The Monroe County School Corporation administrators and staff are considering expanding a summer remediation program for third graders into a year-long model after a number of students improved test scores following the intensive workshop.
The IREAD-3 standardized test is mandated by the state to measure third grade student’s comprehension and fluency skills. MCCSC Secondary Education Director Cameron Rains says the 10 percent of students failed last year’s exam.
Most were enrolled in a seven week summer school class, with the goal of passing a retake test before moving to the fourth grade. Rains says the seven week intensive program saw 25 of 31 people in the summer class pass the retake.

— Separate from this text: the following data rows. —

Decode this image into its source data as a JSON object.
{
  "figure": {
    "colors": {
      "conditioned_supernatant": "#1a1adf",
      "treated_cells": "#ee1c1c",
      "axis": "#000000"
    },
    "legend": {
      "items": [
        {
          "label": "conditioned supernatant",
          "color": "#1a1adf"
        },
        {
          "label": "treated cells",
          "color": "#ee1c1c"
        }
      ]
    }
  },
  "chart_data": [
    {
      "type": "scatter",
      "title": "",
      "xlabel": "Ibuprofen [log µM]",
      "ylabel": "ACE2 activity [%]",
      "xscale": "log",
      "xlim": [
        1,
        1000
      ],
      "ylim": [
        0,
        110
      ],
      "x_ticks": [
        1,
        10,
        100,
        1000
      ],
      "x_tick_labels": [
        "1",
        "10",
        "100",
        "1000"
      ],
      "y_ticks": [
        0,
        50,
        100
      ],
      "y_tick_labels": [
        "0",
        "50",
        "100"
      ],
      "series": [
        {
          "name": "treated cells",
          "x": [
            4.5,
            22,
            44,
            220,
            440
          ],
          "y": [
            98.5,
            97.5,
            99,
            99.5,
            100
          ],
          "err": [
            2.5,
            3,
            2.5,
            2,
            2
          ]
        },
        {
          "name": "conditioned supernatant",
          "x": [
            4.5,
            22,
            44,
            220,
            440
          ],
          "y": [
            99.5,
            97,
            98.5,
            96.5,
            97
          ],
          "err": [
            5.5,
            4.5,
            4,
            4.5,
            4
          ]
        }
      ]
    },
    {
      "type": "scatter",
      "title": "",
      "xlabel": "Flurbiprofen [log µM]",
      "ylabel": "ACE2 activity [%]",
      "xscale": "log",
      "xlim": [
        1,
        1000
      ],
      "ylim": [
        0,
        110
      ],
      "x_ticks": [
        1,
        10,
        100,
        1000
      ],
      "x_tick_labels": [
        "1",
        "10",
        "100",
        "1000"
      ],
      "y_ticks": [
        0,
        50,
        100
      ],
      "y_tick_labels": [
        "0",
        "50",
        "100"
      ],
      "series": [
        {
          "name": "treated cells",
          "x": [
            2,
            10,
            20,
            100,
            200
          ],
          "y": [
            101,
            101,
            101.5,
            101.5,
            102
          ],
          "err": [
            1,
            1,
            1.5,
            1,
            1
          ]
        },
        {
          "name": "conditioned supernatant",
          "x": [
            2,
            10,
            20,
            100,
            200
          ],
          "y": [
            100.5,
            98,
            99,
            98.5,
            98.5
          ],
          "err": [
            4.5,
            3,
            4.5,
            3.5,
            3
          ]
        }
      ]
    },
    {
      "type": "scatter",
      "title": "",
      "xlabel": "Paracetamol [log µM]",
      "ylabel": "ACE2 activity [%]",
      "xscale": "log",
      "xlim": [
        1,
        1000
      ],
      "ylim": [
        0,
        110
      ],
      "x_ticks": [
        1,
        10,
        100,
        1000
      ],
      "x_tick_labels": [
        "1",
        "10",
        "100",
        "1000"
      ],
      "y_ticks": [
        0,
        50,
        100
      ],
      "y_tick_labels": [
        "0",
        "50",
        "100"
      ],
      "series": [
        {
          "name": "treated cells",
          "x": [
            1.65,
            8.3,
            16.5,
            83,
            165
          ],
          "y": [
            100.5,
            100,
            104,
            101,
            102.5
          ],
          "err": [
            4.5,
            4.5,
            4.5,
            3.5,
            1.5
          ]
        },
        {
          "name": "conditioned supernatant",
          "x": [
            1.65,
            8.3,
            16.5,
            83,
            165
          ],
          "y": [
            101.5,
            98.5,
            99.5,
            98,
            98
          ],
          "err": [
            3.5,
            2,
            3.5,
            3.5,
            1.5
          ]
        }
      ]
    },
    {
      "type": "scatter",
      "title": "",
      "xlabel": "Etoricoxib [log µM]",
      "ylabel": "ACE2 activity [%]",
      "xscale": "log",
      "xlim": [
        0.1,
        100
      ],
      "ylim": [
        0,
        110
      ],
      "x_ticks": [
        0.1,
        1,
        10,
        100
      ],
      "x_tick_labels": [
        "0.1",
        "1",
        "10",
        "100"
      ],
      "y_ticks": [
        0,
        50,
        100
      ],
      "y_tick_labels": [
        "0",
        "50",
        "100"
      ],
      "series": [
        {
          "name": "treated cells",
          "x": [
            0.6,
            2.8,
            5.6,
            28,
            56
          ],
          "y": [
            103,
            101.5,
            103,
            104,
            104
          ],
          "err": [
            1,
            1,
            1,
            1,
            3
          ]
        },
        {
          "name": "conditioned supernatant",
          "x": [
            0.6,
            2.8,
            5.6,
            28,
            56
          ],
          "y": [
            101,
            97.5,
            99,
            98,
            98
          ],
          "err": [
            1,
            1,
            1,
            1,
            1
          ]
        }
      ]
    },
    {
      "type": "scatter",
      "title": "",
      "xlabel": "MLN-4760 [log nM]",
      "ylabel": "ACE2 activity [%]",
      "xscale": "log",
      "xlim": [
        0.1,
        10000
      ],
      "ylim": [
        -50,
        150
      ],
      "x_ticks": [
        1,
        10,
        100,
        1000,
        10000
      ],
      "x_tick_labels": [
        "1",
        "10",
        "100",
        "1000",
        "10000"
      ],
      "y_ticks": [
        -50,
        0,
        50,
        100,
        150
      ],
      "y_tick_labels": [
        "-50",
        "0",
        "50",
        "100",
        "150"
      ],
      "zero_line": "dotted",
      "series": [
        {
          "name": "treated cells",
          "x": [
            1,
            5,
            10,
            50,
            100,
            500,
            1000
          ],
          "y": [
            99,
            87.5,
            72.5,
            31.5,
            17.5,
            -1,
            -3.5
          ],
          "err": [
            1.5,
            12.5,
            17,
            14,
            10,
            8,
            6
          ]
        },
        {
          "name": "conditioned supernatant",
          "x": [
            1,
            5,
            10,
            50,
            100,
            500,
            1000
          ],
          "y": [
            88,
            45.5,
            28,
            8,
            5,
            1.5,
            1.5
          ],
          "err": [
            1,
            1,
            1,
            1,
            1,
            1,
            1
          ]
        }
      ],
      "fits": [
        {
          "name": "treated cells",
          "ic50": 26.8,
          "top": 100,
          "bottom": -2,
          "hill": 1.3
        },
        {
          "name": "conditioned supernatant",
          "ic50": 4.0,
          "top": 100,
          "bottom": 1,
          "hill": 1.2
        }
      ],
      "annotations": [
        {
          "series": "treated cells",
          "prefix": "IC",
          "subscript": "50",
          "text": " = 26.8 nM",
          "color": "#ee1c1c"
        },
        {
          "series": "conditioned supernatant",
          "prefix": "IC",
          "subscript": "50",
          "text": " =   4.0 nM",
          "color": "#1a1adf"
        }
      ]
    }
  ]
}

“We also found that there were huge scale score jumps on the IREAD 3 assessment that the state requires us to administer,” Rains says. “So the median increase was 49 scale points on the test which was huge and the average was about 60 points. The entire group who tested in the spring and then again in the summer we saw phenomenal gains.”

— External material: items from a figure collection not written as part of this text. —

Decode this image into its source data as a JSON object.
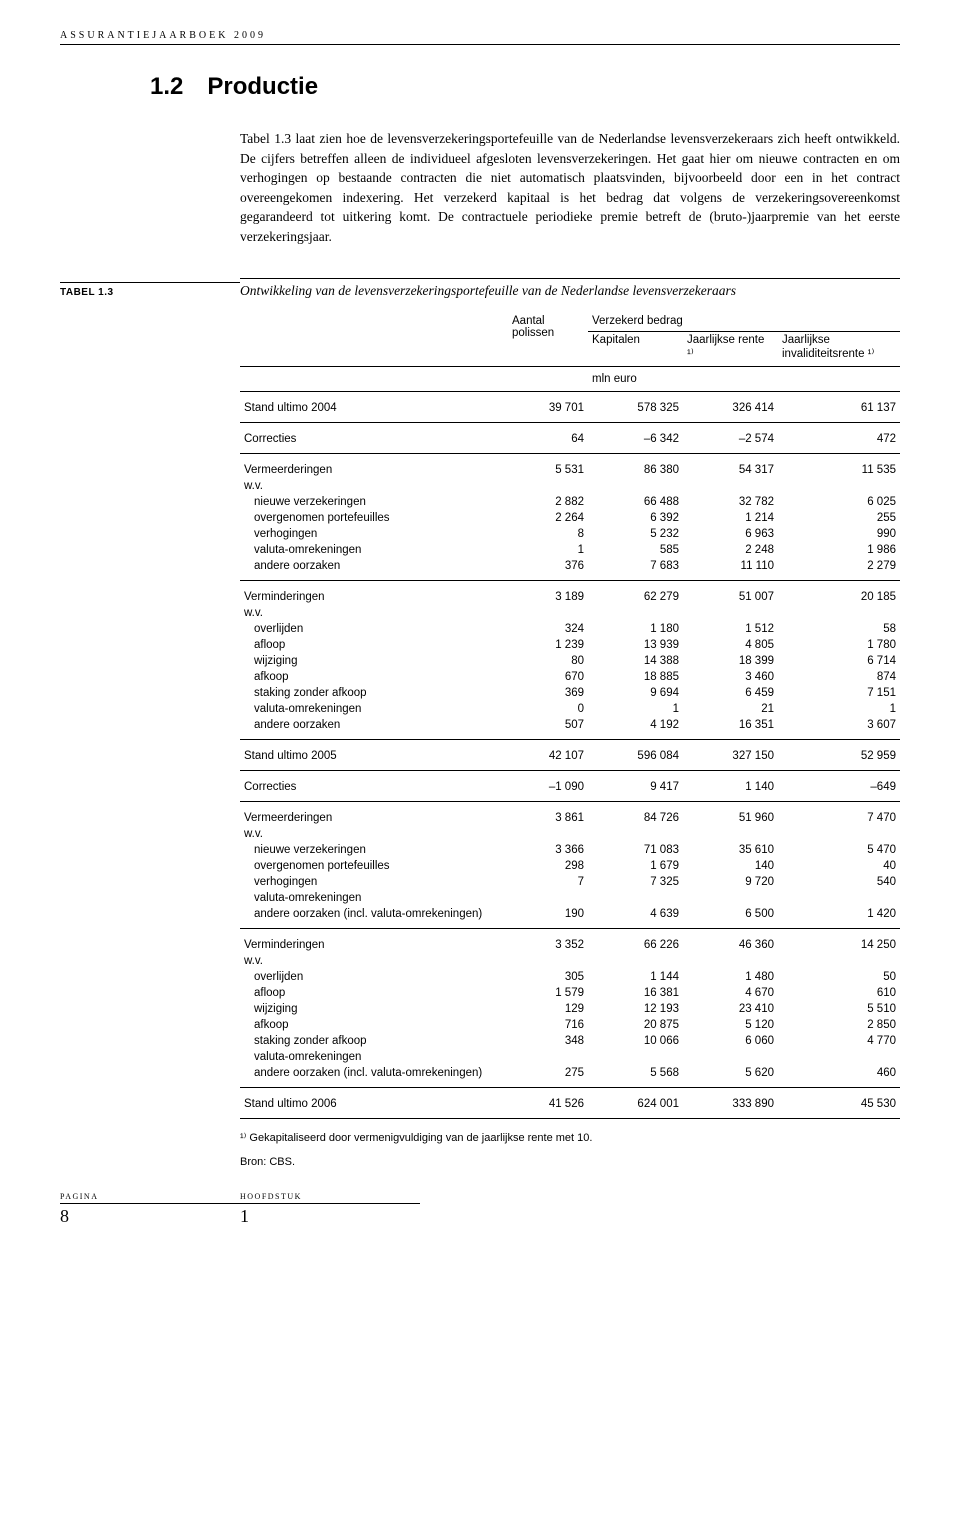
{
  "running_head": "ASSURANTIEJAARBOEK 2009",
  "section": {
    "number": "1.2",
    "title": "Productie"
  },
  "body_paragraph": "Tabel 1.3 laat zien hoe de levensverzekeringsportefeuille van de Nederlandse levensverzekeraars zich heeft ontwikkeld. De cijfers betreffen alleen de individueel afgesloten levensverzekeringen. Het gaat hier om nieuwe contracten en om verhogingen op bestaande contracten die niet automatisch plaatsvinden, bijvoorbeeld door een in het contract overeengekomen indexering. Het verzekerd kapitaal is het bedrag dat volgens de verzekeringsovereenkomst gegarandeerd tot uitkering komt. De contractuele periodieke premie betreft de (bruto-)jaarpremie van het eerste verzekeringsjaar.",
  "table": {
    "label": "TABEL 1.3",
    "caption": "Ontwikkeling van de levensverzekeringsportefeuille van de Nederlandse levensverzekeraars",
    "headers": {
      "col1": "Aantal polissen",
      "super": "Verzekerd bedrag",
      "col2": "Kapitalen",
      "col3": "Jaarlijkse rente ¹⁾",
      "col4": "Jaarlijkse invaliditeitsrente ¹⁾",
      "unit": "mln euro"
    },
    "rows": [
      {
        "l": "Stand ultimo 2004",
        "c": [
          "39 701",
          "578 325",
          "326 414",
          "61 137"
        ],
        "s": true,
        "r": true
      },
      {
        "l": "Correcties",
        "c": [
          "64",
          "–6 342",
          "–2 574",
          "472"
        ],
        "s": true,
        "r": true
      },
      {
        "l": "Vermeerderingen",
        "c": [
          "5 531",
          "86 380",
          "54 317",
          "11 535"
        ],
        "s": true
      },
      {
        "l": "w.v.",
        "c": [
          "",
          "",
          "",
          ""
        ]
      },
      {
        "l": "nieuwe verzekeringen",
        "c": [
          "2 882",
          "66 488",
          "32 782",
          "6 025"
        ],
        "i": true
      },
      {
        "l": "overgenomen portefeuilles",
        "c": [
          "2 264",
          "6 392",
          "1 214",
          "255"
        ],
        "i": true
      },
      {
        "l": "verhogingen",
        "c": [
          "8",
          "5 232",
          "6 963",
          "990"
        ],
        "i": true
      },
      {
        "l": "valuta-omrekeningen",
        "c": [
          "1",
          "585",
          "2 248",
          "1 986"
        ],
        "i": true
      },
      {
        "l": "andere oorzaken",
        "c": [
          "376",
          "7 683",
          "11 110",
          "2 279"
        ],
        "i": true,
        "r": true
      },
      {
        "l": "Verminderingen",
        "c": [
          "3 189",
          "62 279",
          "51 007",
          "20 185"
        ],
        "s": true
      },
      {
        "l": "w.v.",
        "c": [
          "",
          "",
          "",
          ""
        ]
      },
      {
        "l": "overlijden",
        "c": [
          "324",
          "1 180",
          "1 512",
          "58"
        ],
        "i": true
      },
      {
        "l": "afloop",
        "c": [
          "1 239",
          "13 939",
          "4 805",
          "1 780"
        ],
        "i": true
      },
      {
        "l": "wijziging",
        "c": [
          "80",
          "14 388",
          "18 399",
          "6 714"
        ],
        "i": true
      },
      {
        "l": "afkoop",
        "c": [
          "670",
          "18 885",
          "3 460",
          "874"
        ],
        "i": true
      },
      {
        "l": "staking zonder afkoop",
        "c": [
          "369",
          "9 694",
          "6 459",
          "7 151"
        ],
        "i": true
      },
      {
        "l": "valuta-omrekeningen",
        "c": [
          "0",
          "1",
          "21",
          "1"
        ],
        "i": true
      },
      {
        "l": "andere oorzaken",
        "c": [
          "507",
          "4 192",
          "16 351",
          "3 607"
        ],
        "i": true,
        "r": true
      },
      {
        "l": "Stand ultimo 2005",
        "c": [
          "42 107",
          "596 084",
          "327 150",
          "52 959"
        ],
        "s": true,
        "r": true
      },
      {
        "l": "Correcties",
        "c": [
          "–1 090",
          "9 417",
          "1 140",
          "–649"
        ],
        "s": true,
        "r": true
      },
      {
        "l": "Vermeerderingen",
        "c": [
          "3 861",
          "84 726",
          "51 960",
          "7 470"
        ],
        "s": true
      },
      {
        "l": "w.v.",
        "c": [
          "",
          "",
          "",
          ""
        ]
      },
      {
        "l": "nieuwe verzekeringen",
        "c": [
          "3 366",
          "71 083",
          "35 610",
          "5 470"
        ],
        "i": true
      },
      {
        "l": "overgenomen portefeuilles",
        "c": [
          "298",
          "1 679",
          "140",
          "40"
        ],
        "i": true
      },
      {
        "l": "verhogingen",
        "c": [
          "7",
          "7 325",
          "9 720",
          "540"
        ],
        "i": true
      },
      {
        "l": "valuta-omrekeningen",
        "c": [
          "",
          "",
          "",
          ""
        ],
        "i": true
      },
      {
        "l": "andere oorzaken (incl. valuta-omrekeningen)",
        "c": [
          "190",
          "4 639",
          "6 500",
          "1 420"
        ],
        "i": true,
        "r": true
      },
      {
        "l": "Verminderingen",
        "c": [
          "3 352",
          "66 226",
          "46 360",
          "14 250"
        ],
        "s": true
      },
      {
        "l": "w.v.",
        "c": [
          "",
          "",
          "",
          ""
        ]
      },
      {
        "l": "overlijden",
        "c": [
          "305",
          "1 144",
          "1 480",
          "50"
        ],
        "i": true
      },
      {
        "l": "afloop",
        "c": [
          "1 579",
          "16 381",
          "4 670",
          "610"
        ],
        "i": true
      },
      {
        "l": "wijziging",
        "c": [
          "129",
          "12 193",
          "23 410",
          "5 510"
        ],
        "i": true
      },
      {
        "l": "afkoop",
        "c": [
          "716",
          "20 875",
          "5 120",
          "2 850"
        ],
        "i": true
      },
      {
        "l": "staking zonder afkoop",
        "c": [
          "348",
          "10 066",
          "6 060",
          "4 770"
        ],
        "i": true
      },
      {
        "l": "valuta-omrekeningen",
        "c": [
          "",
          "",
          "",
          ""
        ],
        "i": true
      },
      {
        "l": "andere oorzaken (incl. valuta-omrekeningen)",
        "c": [
          "275",
          "5 568",
          "5 620",
          "460"
        ],
        "i": true,
        "r": true
      },
      {
        "l": "Stand ultimo 2006",
        "c": [
          "41 526",
          "624 001",
          "333 890",
          "45 530"
        ],
        "s": true,
        "r": true
      }
    ],
    "footnote": "¹⁾ Gekapitaliseerd door vermenigvuldiging van de jaarlijkse rente met 10.",
    "source": "Bron: CBS."
  },
  "footer": {
    "pagina_label": "PAGINA",
    "pagina_value": "8",
    "hoofdstuk_label": "HOOFDSTUK",
    "hoofdstuk_value": "1"
  }
}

MCCSC Grant Coordinator Deb Prenkert says the corporation has put a pilot curriculum in place which includes more than 140 kindergarten through 6th grade teachers will work with their classes to determine in a new reading curriculum better prepares kinds for the test.
“We hope by May we’ll have some more data to come back and share with the school board or the folks here at MCCSC definitely, to see the results to see that it did make a difference,” Prenkert says. “So we’ll just be collecting data and supporting the teachers in the pilot trying to support them any way we can, trying to help remove barriers.”
Rain says most students who struggle with the exam have trouble with langauge skills in general. The IREAD test will be administered in March.